Department of Dermatology, University of New South Wales, Sydney, Australia.
Int J Womens Dermatol. 2020 Apr 1;6(3):199-202. doi: 10.1016/j.ijwd.2020.03.045. eCollection 2020 Jun.
Milia are superficial keratinous cysts seen as pearly white, dome-shaped lesions 1-2 mm in diameter. Milia are associated with diseases that cause subepidermal blistering, such as hereditary forms of epidermolysis bullosa, epidermolysis bullosa acquisita, bullous pemphigoid, bullous lichen planus, and porphyria cutanea tarda. Multiple eruptive milia are rare and more extensive in number than primary milia.
The aim of this study was to search the literature for cases of blistering diseases with multiple milia formation, especially in areas of the skin where there was no evidence of blistering or trauma, and review the interpretations of their pathogenesis.
We performed a literature search with the terms multiple milia and bullous diseases, pemphigoid, and pemphigus.
Very few studies have investigated the origin of milia. Primary milia are thought to originate from the sebaceous collar of vellus hairs, and secondary milia are believed to derive from eccrine ducts more commonly than from overlying epidermis, hair follicles, or sebaceous ducts. Milia secondary to blisters or trauma are speculated to be produced through the regeneration process of disrupted sweat glands or hair follicles. Immunological predisposition, aberrant interaction between the hemidesmosomes, and the extracellular matrix components beneath the hemidesmosomes have been described with regard to the formation of numerous milia during recovery. Multiple milia could be a primary manifestation of dystrophic epidermolysis bullosa in skin areas without evidence of blistering.

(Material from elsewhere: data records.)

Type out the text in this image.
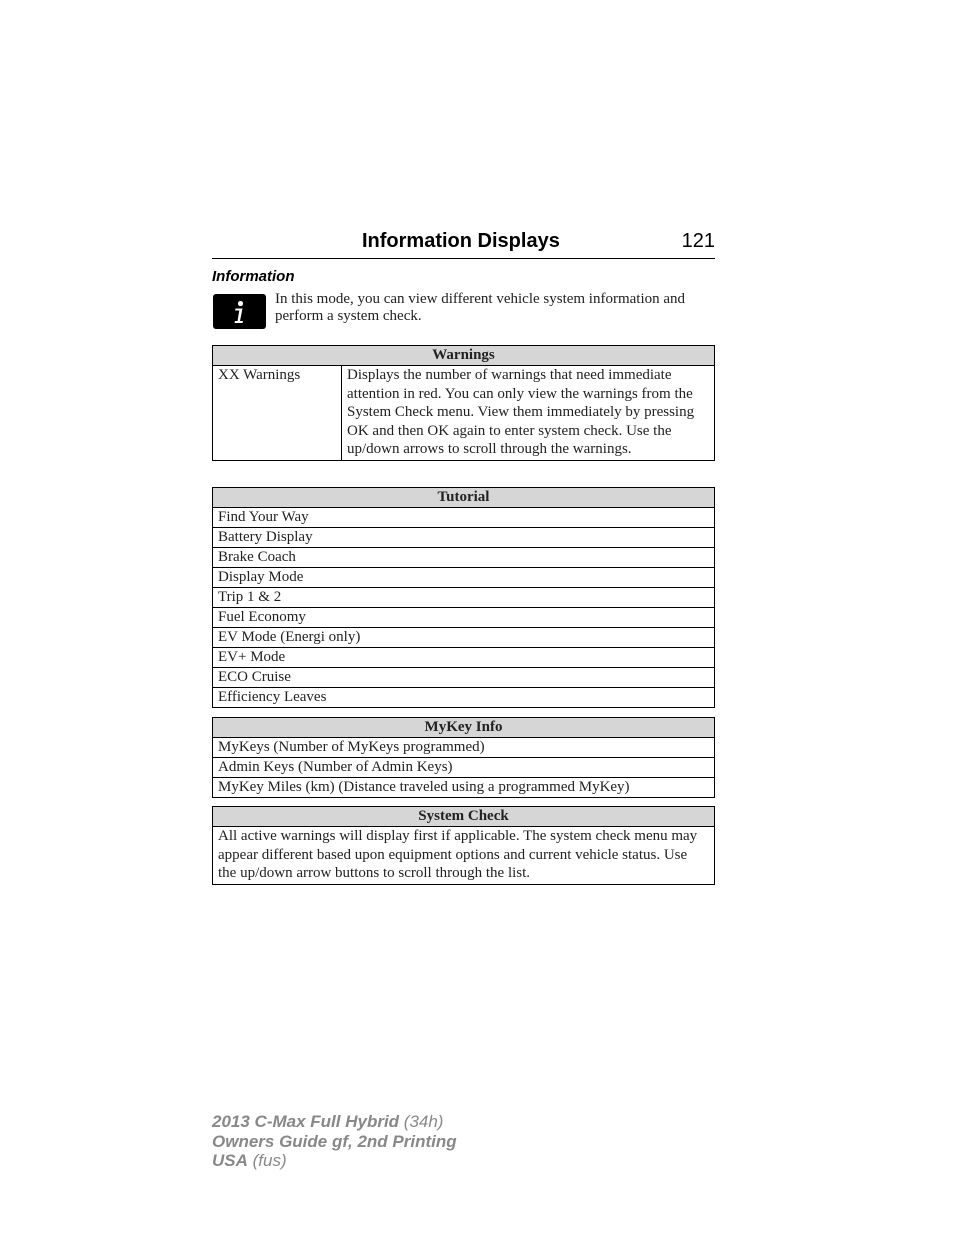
Information Displays	121
Information
In this mode, you can view different vehicle system information and perform a system check.
Warnings
XX Warnings	Displays the number of warnings that need immediate attention in red. You can only view the warnings from the System Check menu. View them immediately by pressing OK and then OK again to enter system check. Use the up/down arrows to scroll through the warnings.
Tutorial
Find Your Way
Battery Display
Brake Coach
Display Mode
Trip 1 & 2
Fuel Economy
EV Mode (Energi only)
EV+ Mode
ECO Cruise
Efficiency Leaves
MyKey Info
MyKeys (Number of MyKeys programmed)
Admin Keys (Number of Admin Keys)
MyKey Miles (km) (Distance traveled using a programmed MyKey)
System Check
All active warnings will display first if applicable. The system check menu may appear different based upon equipment options and current vehicle status. Use the up/down arrow buttons to scroll through the list.
2013 C-Max Full Hybrid (34h)
Owners Guide gf, 2nd Printing
USA (fus)
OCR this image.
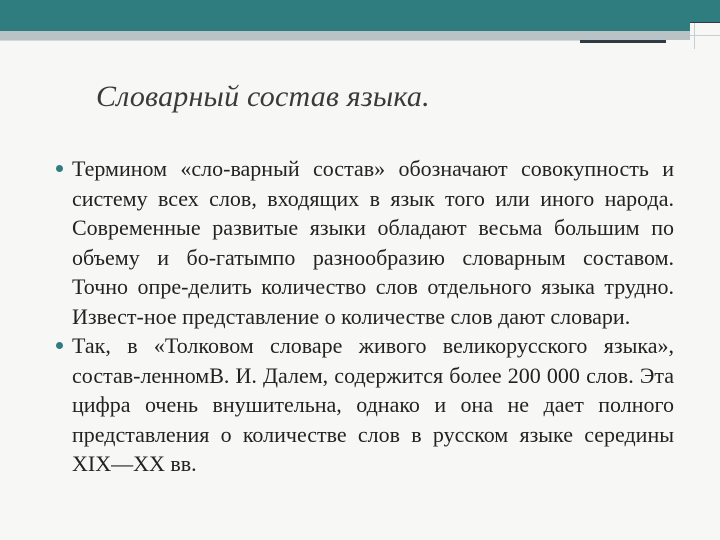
Словарный состав языка.
Термином «сло-варный состав» обозначают совокупность и систему всех слов, входящих в язык того или иного народа. Современные развитые языки обладают весьма большим по объему и бо-гатымпо разнообразию словарным составом. Точно опре-делить количество слов отдельного языка трудно. Извест-ное представление о количестве слов дают словари.
Так, в «Толковом словаре живого великорусского языка», состав-ленномВ. И. Далем, содержится более 200 000 слов. Эта цифра очень внушительна, однако и она не дает полного представления о количестве слов в русском языке середины XIX—XX вв.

The exact etiology of multiple milia remains unknown. Immunological predisposition and improper interaction between hemidesmosomes and extracellular matrix components are speculated to play a role in the formation of milia during recovery of bullous lesions in blistering diseases. Still, further studies on the triggering mechanisms of keratinocyte dysfunction in cases of multiple milia formation without evidence of prior blistering are needed.
粟丘疹是一种浅表性角质囊肿,表现为直径1 - 2毫米的珍珠白色圆顶状损害。粟丘疹与导致表皮下水疱形成的疾病相关,如遗传性大疱性表皮松解症、获得性大疱性表皮松解症、大疱性类天疱疮、大疱性扁平苔藓和迟发性皮肤卟啉病。多发性发疹性粟丘疹较为罕见,数量比原发性粟丘疹更多且分布更广泛。
本研究旨在检索文献中关于形成多发性粟丘疹的水疱性疾病病例,尤其是在无水疱或创伤证据的皮肤区域,并综述其发病机制的相关解释。
我们使用“多发性粟丘疹”和“水疱性疾病”“类天疱疮”及“天疱疮”等术语进行文献检索。
极少有研究探讨粟丘疹的起源。原发性粟丘疹被认为起源于毳毛的皮脂腺鞘,继发性粟丘疹据信更常见于源自外分泌汗腺导管,而非上方的表皮、毛囊或皮脂腺导管。水疱或创伤继发的粟丘疹推测是通过受损汗腺或毛囊的再生过程产生的。关于恢复过程中众多粟丘疹的形成,已描述了免疫易感性、半桥粒之间以及半桥粒下方细胞外基质成分之间的异常相互作用。多发性粟丘疹可能是营养不良性大疱性表皮松解症在无水疱证据的皮肤区域的主要表现。
多发性粟丘疹的确切病因尚不清楚。推测免疫易感性以及半桥粒与细胞外基质成分之间的不当相互作用在水疱性疾病水疱性损害恢复过程中粟丘疹的形成中起作用。然而,对于无先前水疱证据的多发性粟丘疹形成病例中角质形成细胞功能障碍的触发机制仍需进一步研究。